The town is known for its 1869 windmill near Hythe Road, and St Mary's Church on Church Road, which has one of the oldest ringing bells in Kent.

Former English international cricketers Mark Ealham and Richard Ellison were born in Willesborough.

In 1931 the civil parish had a population of 4979. On 1 April 1932 the parish was abolished and merged with Ashford, Mersham, Hinxhill and Sevington. It is now in the unparished area of Ashford.

==Commerce==
===William Harvey Hospital===
The William Harvey Hospital, a major hospital providing services for east Kent, is in Willesborough, and is named after the discoverer of the blood circulatory system.
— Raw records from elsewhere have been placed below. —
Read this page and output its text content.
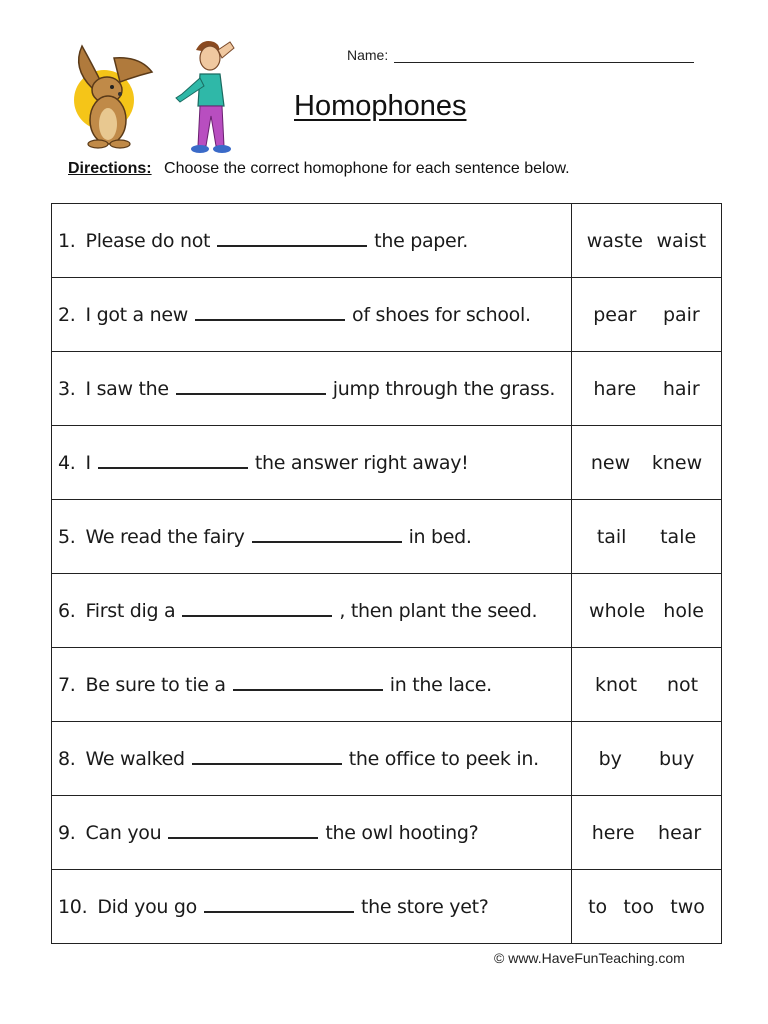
Name:
Homophones
Directions: Choose the correct homophone for each sentence below.
1. Please do not the paper.	waste waist

2. I got a new of shoes for school.	pear pair

3. I saw the jump through the grass.	hare hair

4. I the answer right away!	new knew

5. We read the fairy in bed.	tail tale

6. First dig a , then plant the seed.	whole hole

7. Be sure to tie a in the lace.	knot not

8. We walked the office to peek in.	by buy

9. Can you the owl hooting?	here hear

10. Did you go the store yet?	to too two
© www.HaveFunTeaching.com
There is a statue of William Harvey at the hospital, and an older, damaged, statue of him, formerly the hospital, in the garden at the William Harvey Public House on Church Road in Willesborough.

===Industry===
Norman Cycles was a bicycle, autocycle, moped and motorbike manufacturer based in Ashford. The Norman Cycles Club is based at Willesborough Windmill and the Norman Museum is located in the windmill's barn, where mopeds and bicycles are on display.

===Ashford Steam Centre===
Between 1969 and 1976, Ashford Steam Centre operated at the former engine shed that served Ashford railway station.